В феврале наступил спектакль «Горе от ума». Я ездил к костюмеру в Газетный переулок и достал себе белый жилет с цветочками и цилиндр. Режиссер Алексей Алексеевич очень одобрял мою игру в лирических местах, особенно в сцене после бала, но упорно не был доволен тем, как я провожу первый акт.
— Откуда у вас эта элегия? Больше желчи, больше сарказма!
Варенька Зяблова в костюме барышни двадцатых годов была ослепительно красива, и моему самолюбию очень льстило появление перед ней в первом акте после возгласа лакея:
— К вам — Александр Андреевич Чацкий!
На другой день после спектакля я читал на литературном вечере стихи Лермонтова на смерть Пушкина, и публика, видевшая меня накануне в Чацком, встретила меня аплодисментами. Это приятно щекотало самолюбие, но отец мой был очень недоволен, узнав об этих аплодисментах. Вообще он очень косился на мой образ жизни, на постоянные визиты и успехи. Да и я сам среди этой жизни далеко не был счастлив. Эти дешевые успехи оставляли после себя в душе какую-то тошноту: совсем иное было, когда я на экзамене читал a livre ouvert Цезаря. Вместе с этими успехами гимназические успехи пошли на убыль, математика хромала. Я заметно худел и бледнел, и нервная усталость сказалась в том, что я перестал выносить Павликовского. Я наконец понял, почему Боря и многие другие его ненавидели. Он ставил меня на пьедестал как первого ученика, но это положение меня связывало. Я должен был все время ему кивать и поддакивать. Малейшая ошибка с моей стороны вызывала в нем страшный гнев. Понемногу Казимир Климентьевич стал представляться мне каким-то пауком, который заткал меня в свою паутину. Но это отношение к Павликовскому и давнее желание сравняться по классу с Машей побудили меня к безумному плану перепрыгнуть через класс и осенью сдать экзамены за шестой класс, проработав все лето. По воскресеньям я начал подзубривать курс шестого класса. Я сообщил о моем плане отцу, скрыв желание быть в одном классе с Машей и сославшись на антипатию к Павликовскому. Отец не очень возражал, предложил мне пригласить на лето Тропаревского, главным образом для математики, и сам пошел поговорить с директором и Вельским. Он сообщил им и о моем отношении к Павликовскому; учителя не удивились, а Вельский грустно заметил:
— А!., он из тех….
Впрочем, нелепый план перепрыгивания через класс к лету сам собой растаял.

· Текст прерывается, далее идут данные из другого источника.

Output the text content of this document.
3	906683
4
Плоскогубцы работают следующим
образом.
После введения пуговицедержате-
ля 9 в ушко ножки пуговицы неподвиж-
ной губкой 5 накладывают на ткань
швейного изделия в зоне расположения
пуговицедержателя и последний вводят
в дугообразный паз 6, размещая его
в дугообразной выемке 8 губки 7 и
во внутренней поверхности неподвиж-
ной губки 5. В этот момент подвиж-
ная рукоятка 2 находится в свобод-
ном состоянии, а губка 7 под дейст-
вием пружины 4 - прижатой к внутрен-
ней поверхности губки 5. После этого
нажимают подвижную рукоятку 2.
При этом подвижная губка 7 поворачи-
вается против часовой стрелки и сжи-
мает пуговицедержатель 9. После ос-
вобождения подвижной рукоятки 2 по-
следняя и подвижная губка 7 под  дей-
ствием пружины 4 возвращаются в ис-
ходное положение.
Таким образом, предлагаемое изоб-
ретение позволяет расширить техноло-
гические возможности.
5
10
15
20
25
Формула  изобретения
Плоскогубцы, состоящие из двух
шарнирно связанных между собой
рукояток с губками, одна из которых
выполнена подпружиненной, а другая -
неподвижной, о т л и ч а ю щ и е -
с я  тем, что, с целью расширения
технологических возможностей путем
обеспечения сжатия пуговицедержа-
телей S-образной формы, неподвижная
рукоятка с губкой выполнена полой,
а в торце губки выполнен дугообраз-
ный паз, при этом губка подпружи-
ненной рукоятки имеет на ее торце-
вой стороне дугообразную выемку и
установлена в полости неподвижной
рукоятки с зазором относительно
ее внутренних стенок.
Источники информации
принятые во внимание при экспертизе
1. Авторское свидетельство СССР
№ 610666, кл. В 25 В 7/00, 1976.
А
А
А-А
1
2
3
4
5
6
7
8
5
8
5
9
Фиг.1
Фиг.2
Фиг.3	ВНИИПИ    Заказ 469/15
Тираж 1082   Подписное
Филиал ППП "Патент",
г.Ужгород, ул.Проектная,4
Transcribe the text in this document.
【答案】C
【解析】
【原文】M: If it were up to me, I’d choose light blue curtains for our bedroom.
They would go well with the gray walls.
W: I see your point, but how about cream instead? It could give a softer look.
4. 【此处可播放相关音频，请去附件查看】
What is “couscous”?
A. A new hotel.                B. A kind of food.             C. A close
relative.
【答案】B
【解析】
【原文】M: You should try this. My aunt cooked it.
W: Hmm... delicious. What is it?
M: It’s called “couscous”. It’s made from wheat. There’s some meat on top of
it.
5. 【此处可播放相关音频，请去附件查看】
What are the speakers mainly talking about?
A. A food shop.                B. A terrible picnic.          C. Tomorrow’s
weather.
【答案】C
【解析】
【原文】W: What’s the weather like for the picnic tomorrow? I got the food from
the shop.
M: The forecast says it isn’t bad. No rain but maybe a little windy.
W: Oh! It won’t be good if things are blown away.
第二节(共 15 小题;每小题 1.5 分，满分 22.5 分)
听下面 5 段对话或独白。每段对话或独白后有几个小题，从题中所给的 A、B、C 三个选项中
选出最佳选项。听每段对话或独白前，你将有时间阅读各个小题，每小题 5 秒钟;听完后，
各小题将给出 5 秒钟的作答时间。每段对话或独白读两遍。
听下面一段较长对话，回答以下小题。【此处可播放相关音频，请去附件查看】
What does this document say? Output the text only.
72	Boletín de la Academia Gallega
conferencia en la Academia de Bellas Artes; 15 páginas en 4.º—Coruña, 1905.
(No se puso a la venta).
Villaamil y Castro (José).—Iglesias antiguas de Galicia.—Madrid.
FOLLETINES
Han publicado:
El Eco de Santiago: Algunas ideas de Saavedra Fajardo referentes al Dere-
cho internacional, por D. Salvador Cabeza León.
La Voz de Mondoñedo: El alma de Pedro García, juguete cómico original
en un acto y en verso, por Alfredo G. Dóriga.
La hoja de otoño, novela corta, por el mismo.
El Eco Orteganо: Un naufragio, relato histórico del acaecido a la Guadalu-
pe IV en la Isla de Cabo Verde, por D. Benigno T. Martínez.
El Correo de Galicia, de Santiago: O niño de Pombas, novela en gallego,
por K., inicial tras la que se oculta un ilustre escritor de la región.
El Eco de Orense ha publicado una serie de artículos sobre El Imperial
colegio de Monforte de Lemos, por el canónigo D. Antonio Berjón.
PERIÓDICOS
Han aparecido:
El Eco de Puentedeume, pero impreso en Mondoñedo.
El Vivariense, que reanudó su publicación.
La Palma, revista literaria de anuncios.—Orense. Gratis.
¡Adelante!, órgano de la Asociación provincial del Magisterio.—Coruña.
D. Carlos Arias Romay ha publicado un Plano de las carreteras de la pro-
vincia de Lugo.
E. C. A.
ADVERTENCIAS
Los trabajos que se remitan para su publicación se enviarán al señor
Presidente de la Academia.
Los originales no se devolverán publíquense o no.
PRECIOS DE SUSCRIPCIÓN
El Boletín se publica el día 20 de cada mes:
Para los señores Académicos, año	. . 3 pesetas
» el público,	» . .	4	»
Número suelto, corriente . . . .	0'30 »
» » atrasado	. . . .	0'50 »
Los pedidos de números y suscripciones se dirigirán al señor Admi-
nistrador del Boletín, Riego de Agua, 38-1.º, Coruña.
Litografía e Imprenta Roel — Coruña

Во мне пробуждалась потребность в философии. Уже Вельский за уроками словесности посвятил нас в этом году в начало логики, разжевав нам учение о представлении, понятии, силлогизме. Мне непременно хотелось читать Канта. Отец отговаривал меня, предупреждая, что я непременно сломаю себе голову. Но, не внимая его добрым советам, я засел за «Введение ко всякой будущей метафизике» и разбирал по несколько страничек в день. Это было философское крещение. Впервые иллюзорность мира поразила меня, и, смотря на Арбат, я вдруг понял, что все это только кажется. Но Кант бесплодно мучил меня, так как мне хотелось осмыслить и понять те состояния духовного восторга, которые я испытывал во время медитаций и при встречах с Машей. Я начинал думать, что это соприкосновение с действительным миром вещей в себе, и, конечно, Платон был мне нужнее, чем Кант. Особенно говорили мне тогда слова Иоанна о «реках воды живой»[140]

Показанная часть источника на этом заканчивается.